I led several critical technical efforts spanning model development, large-scale deployment, and MLOps implementation:

A. Model Enhancement and Novel Architecture

  • Accuracy Breakthrough: I performed intensive error analysis on the initial model predictions and developed a novel graph-based solution (implemented a graph-based model feature for building use classification model) that captured spatial relationships between features. This effort enhanced the accuracy by 13%, surpassing the critical usability threshold required by the international telecommunications client.
  • Hybrid Prototyping: Prototyped a building classification model that involved modifying PyTorch layers to successfully enable the fusion of image and tabular features into a single, comprehensive model.

B. Massively Distributed Deployment

  • Accelerated Rollout: To process over 50 GB worth of satellite images quickly, I engineered a highly distributed computing solution. By distributing the compute load on 40 VMs via GCP DataFlow, I rolled out the ML model in 2 hours, compared to the usual 2 days required on a single machine, ensuring on-time project delivery.
  • Optimization: Further reduced the model rollout runtime by 2 minutes by optimizing a graph calculation with a cached hashmap approach.
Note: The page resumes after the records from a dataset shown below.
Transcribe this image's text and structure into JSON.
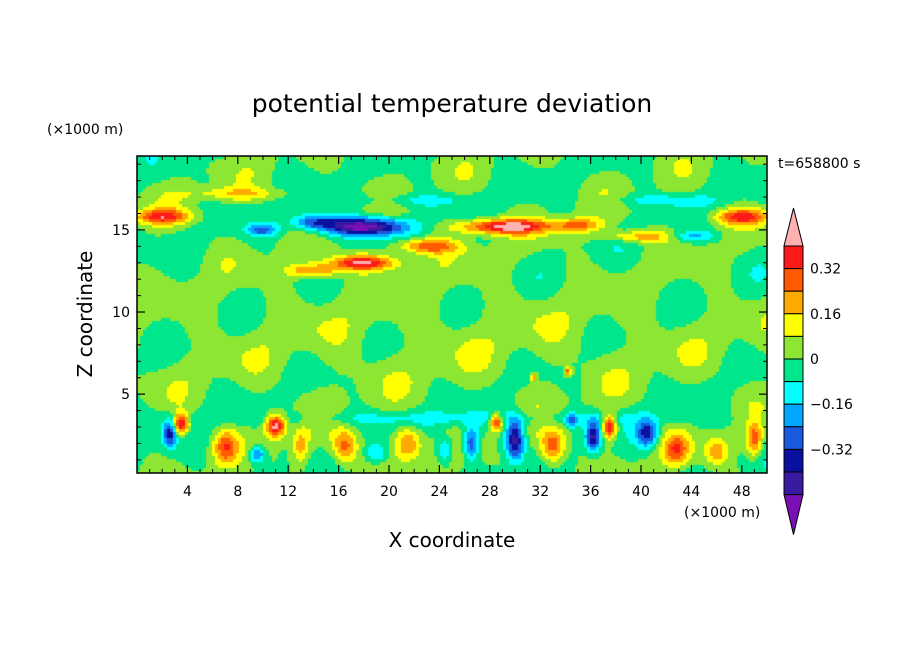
{
  "chart_data": {
    "type": "heatmap",
    "title": "potential temperature deviation",
    "xlabel": "X coordinate",
    "ylabel": "Z coordinate",
    "x_unit_label": "(×1000 m)",
    "y_unit_label": "(×1000 m)",
    "time_label": "t=658800 s",
    "xlim": [
      0,
      50
    ],
    "ylim": [
      0.2,
      19.5
    ],
    "x_ticks": [
      4,
      8,
      12,
      16,
      20,
      24,
      28,
      32,
      36,
      40,
      44,
      48
    ],
    "y_ticks": [
      5,
      10,
      15
    ],
    "colorbar": {
      "levels": [
        -0.48,
        -0.4,
        -0.32,
        -0.24,
        -0.16,
        -0.08,
        0,
        0.08,
        0.16,
        0.24,
        0.32,
        0.4
      ],
      "colors": [
        "#7a10b4",
        "#3a1aa0",
        "#0a10a0",
        "#1a5adf",
        "#00a8ff",
        "#00ffff",
        "#00e68c",
        "#8ce632",
        "#ffff00",
        "#ffaa00",
        "#ff5a00",
        "#ff1a1a",
        "#ffb0b0"
      ],
      "tick_labels": [
        "0.32",
        "0.16",
        "0",
        "-0.16",
        "-0.32"
      ],
      "tick_values": [
        0.32,
        0.16,
        0,
        -0.16,
        -0.32
      ]
    },
    "features": [
      {
        "x": 18,
        "z": 15.2,
        "sx": 3.2,
        "sz": 0.55,
        "amp": -0.55
      },
      {
        "x": 14,
        "z": 15.5,
        "sx": 1.8,
        "sz": 0.5,
        "amp": -0.3
      },
      {
        "x": 10,
        "z": 15.0,
        "sx": 1.2,
        "sz": 0.35,
        "amp": -0.25
      },
      {
        "x": 22,
        "z": 16.8,
        "sx": 6,
        "sz": 0.4,
        "amp": -0.1
      },
      {
        "x": 18,
        "z": 13.0,
        "sx": 2.8,
        "sz": 0.45,
        "amp": 0.42
      },
      {
        "x": 14,
        "z": 12.5,
        "sx": 2.0,
        "sz": 0.4,
        "amp": 0.28
      },
      {
        "x": 23,
        "z": 14.0,
        "sx": 2.5,
        "sz": 0.45,
        "amp": 0.3
      },
      {
        "x": 29,
        "z": 15.2,
        "sx": 3.5,
        "sz": 0.45,
        "amp": 0.45
      },
      {
        "x": 35,
        "z": 15.3,
        "sx": 2.0,
        "sz": 0.4,
        "amp": 0.25
      },
      {
        "x": 2,
        "z": 15.8,
        "sx": 2.2,
        "sz": 0.45,
        "amp": 0.33
      },
      {
        "x": 48,
        "z": 15.8,
        "sx": 2.2,
        "sz": 0.45,
        "amp": 0.33
      },
      {
        "x": 40,
        "z": 14.6,
        "sx": 3.0,
        "sz": 0.35,
        "amp": 0.22
      },
      {
        "x": 44,
        "z": 14.6,
        "sx": 2.0,
        "sz": 0.3,
        "amp": -0.18
      },
      {
        "x": 8,
        "z": 17.2,
        "sx": 4,
        "sz": 0.4,
        "amp": 0.15
      },
      {
        "x": 42,
        "z": 16.8,
        "sx": 4,
        "sz": 0.35,
        "amp": -0.12
      },
      {
        "x": 3.5,
        "z": 3.2,
        "sx": 0.6,
        "sz": 0.6,
        "amp": 0.45
      },
      {
        "x": 2.6,
        "z": 2.6,
        "sx": 0.5,
        "sz": 0.8,
        "amp": -0.35
      },
      {
        "x": 7,
        "z": 1.8,
        "sx": 0.9,
        "sz": 1.0,
        "amp": 0.28
      },
      {
        "x": 9.5,
        "z": 1.3,
        "sx": 0.6,
        "sz": 0.5,
        "amp": -0.3
      },
      {
        "x": 11,
        "z": 3.1,
        "sx": 0.8,
        "sz": 0.7,
        "amp": 0.48
      },
      {
        "x": 13,
        "z": 1.8,
        "sx": 0.6,
        "sz": 1.0,
        "amp": 0.2
      },
      {
        "x": 16.5,
        "z": 1.8,
        "sx": 1.0,
        "sz": 1.1,
        "amp": 0.3
      },
      {
        "x": 21.5,
        "z": 2.0,
        "sx": 1.1,
        "sz": 1.0,
        "amp": 0.3
      },
      {
        "x": 26.5,
        "z": 2.0,
        "sx": 0.6,
        "sz": 1.0,
        "amp": -0.35
      },
      {
        "x": 28.5,
        "z": 3.3,
        "sx": 0.5,
        "sz": 0.5,
        "amp": 0.42
      },
      {
        "x": 30,
        "z": 2.2,
        "sx": 0.7,
        "sz": 1.2,
        "amp": -0.45
      },
      {
        "x": 33,
        "z": 1.8,
        "sx": 1.0,
        "sz": 1.1,
        "amp": 0.32
      },
      {
        "x": 36.2,
        "z": 2.4,
        "sx": 0.6,
        "sz": 0.9,
        "amp": -0.42
      },
      {
        "x": 37.5,
        "z": 3.0,
        "sx": 0.55,
        "sz": 0.7,
        "amp": 0.46
      },
      {
        "x": 40.5,
        "z": 2.6,
        "sx": 0.8,
        "sz": 0.8,
        "amp": -0.35
      },
      {
        "x": 42.8,
        "z": 1.6,
        "sx": 1.0,
        "sz": 0.9,
        "amp": 0.28
      },
      {
        "x": 46,
        "z": 1.5,
        "sx": 0.8,
        "sz": 0.8,
        "amp": 0.22
      },
      {
        "x": 49,
        "z": 2.2,
        "sx": 0.6,
        "sz": 1.0,
        "amp": 0.3
      },
      {
        "x": 19,
        "z": 1.4,
        "sx": 0.8,
        "sz": 0.6,
        "amp": -0.18
      },
      {
        "x": 24.5,
        "z": 1.6,
        "sx": 0.6,
        "sz": 0.8,
        "amp": -0.2
      },
      {
        "x": 34.5,
        "z": 3.4,
        "sx": 0.5,
        "sz": 0.4,
        "amp": -0.22
      },
      {
        "x": 31.5,
        "z": 6.0,
        "sx": 0.25,
        "sz": 0.25,
        "amp": 0.28
      },
      {
        "x": 34.2,
        "z": 6.4,
        "sx": 0.25,
        "sz": 0.25,
        "amp": 0.28
      },
      {
        "x": 25,
        "z": 3.5,
        "sx": 20,
        "sz": 0.5,
        "amp": -0.1
      },
      {
        "x": 25,
        "z": 8.5,
        "sx": 25,
        "sz": 3.5,
        "amp": 0.04
      }
    ]
  }
}
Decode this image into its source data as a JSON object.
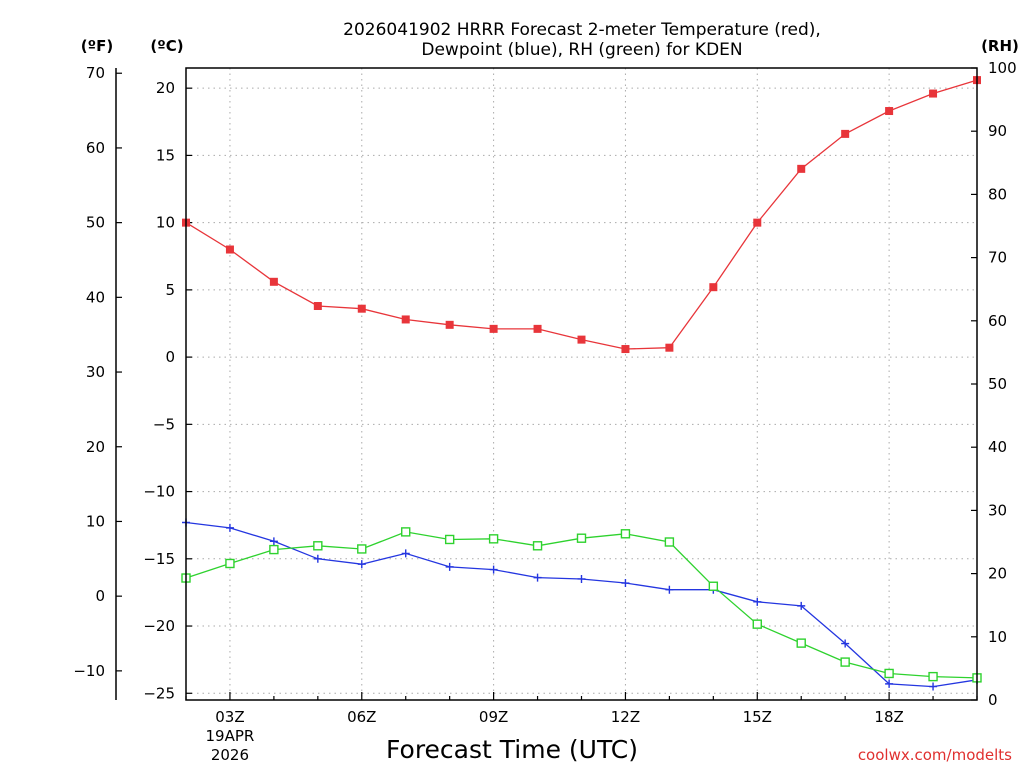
{
  "chart_data": {
    "type": "line",
    "title": [
      "2026041902 HRRR Forecast 2-meter Temperature (red),",
      "Dewpoint (blue), RH (green) for KDEN"
    ],
    "xlabel": "Forecast Time (UTC)",
    "credit": "coolwx.com/modelts",
    "units": {
      "fahrenheit": "(ºF)",
      "celsius": "(ºC)",
      "rh": "(RH)"
    },
    "x": [
      2,
      3,
      4,
      5,
      6,
      7,
      8,
      9,
      10,
      11,
      12,
      13,
      14,
      15,
      16,
      17,
      18,
      19,
      20
    ],
    "x_ticks": [
      {
        "hour": 3,
        "label": "03Z",
        "date": "19APR",
        "year": "2026"
      },
      {
        "hour": 6,
        "label": "06Z"
      },
      {
        "hour": 9,
        "label": "09Z"
      },
      {
        "hour": 12,
        "label": "12Z"
      },
      {
        "hour": 15,
        "label": "15Z"
      },
      {
        "hour": 18,
        "label": "18Z"
      }
    ],
    "xlim": [
      2,
      20
    ],
    "ylim_celsius": [
      -25.5,
      21.5
    ],
    "yticks_celsius": [
      20,
      15,
      10,
      5,
      0,
      -5,
      -10,
      -15,
      -20,
      -25
    ],
    "yticks_fahrenheit": [
      70,
      60,
      50,
      40,
      30,
      20,
      10,
      0,
      -10
    ],
    "ylim_rh": [
      0,
      100
    ],
    "yticks_rh": [
      100,
      90,
      80,
      70,
      60,
      50,
      40,
      30,
      20,
      10,
      0
    ],
    "series": [
      {
        "name": "2-meter Temperature",
        "axis": "celsius",
        "color": "#e8353a",
        "marker": "square-filled",
        "values": [
          10.0,
          8.0,
          5.6,
          3.8,
          3.6,
          2.8,
          2.4,
          2.1,
          2.1,
          1.3,
          0.6,
          0.7,
          5.2,
          10.0,
          14.0,
          16.6,
          18.3,
          19.6,
          20.6
        ]
      },
      {
        "name": "Dewpoint",
        "axis": "celsius",
        "color": "#2436e0",
        "marker": "plus",
        "values": [
          -12.3,
          -12.7,
          -13.7,
          -15.0,
          -15.4,
          -14.6,
          -15.6,
          -15.8,
          -16.4,
          -16.5,
          -16.8,
          -17.3,
          -17.3,
          -18.2,
          -18.5,
          -21.3,
          -24.3,
          -24.5,
          -24.0
        ]
      },
      {
        "name": "RH",
        "axis": "rh",
        "color": "#2ed22e",
        "marker": "square-open",
        "values": [
          19.3,
          21.6,
          23.8,
          24.4,
          23.9,
          26.6,
          25.4,
          25.5,
          24.4,
          25.6,
          26.3,
          25.0,
          18.0,
          12.0,
          9.0,
          6.0,
          4.2,
          3.7,
          3.5
        ]
      }
    ]
  }
}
C. Productionalization and Cost-Saving Products

  • Data Product Development: Developed and productionalized two key object detection data products: an object detection model (saving USD15/sq km) and a building height prediction model (saving USD59/sq km) for the client’s rollout.
  • MLOps and API Automation: Automated static analysis, profiling, and test coverage for ML APIs to ensure continuous quality and reliability in the production environment.
  • Data Quality Pipeline: Productionalized an SQL pipeline with automated data quality checks using DataForm to maintain data integrity throughout the pipeline.
  • Client Management: Achieved acceptance criteria for the enterprise ML CV project by successfully negotiating an image-based error-correction web-app feature with the client, ensuring they had the final necessary control over model outputs.

Result

The successful execution of the project delivered immediate and substantial value to the client:

  • Cost-Efficient Data Generation: Successfully built, trained, and deployed ML models rolled out to 50+ GB worth of satellite images to generate previously unknowable and infeasible data, saving the regional telco client $15/sq km vs commercial API for the core data product.
  • Critical Usability Achieved: The model’s accuracy was enhanced by 13% through error analysis and a novel graph-based solution, successfully surpassing the critical usability threshold for the international telecommunications client.
  • Accelerated Delivery: The successful distribution of compute via GCP DataFlow allowed the model rollout to be completed in 2 hours (vs 2 days), ensuring on-time project delivery.
  • Strengthened Partnership: I taught fundamental ML/DL to external clients, contributing to a good relationship for return engagement and reinforcing their trust in our expertise.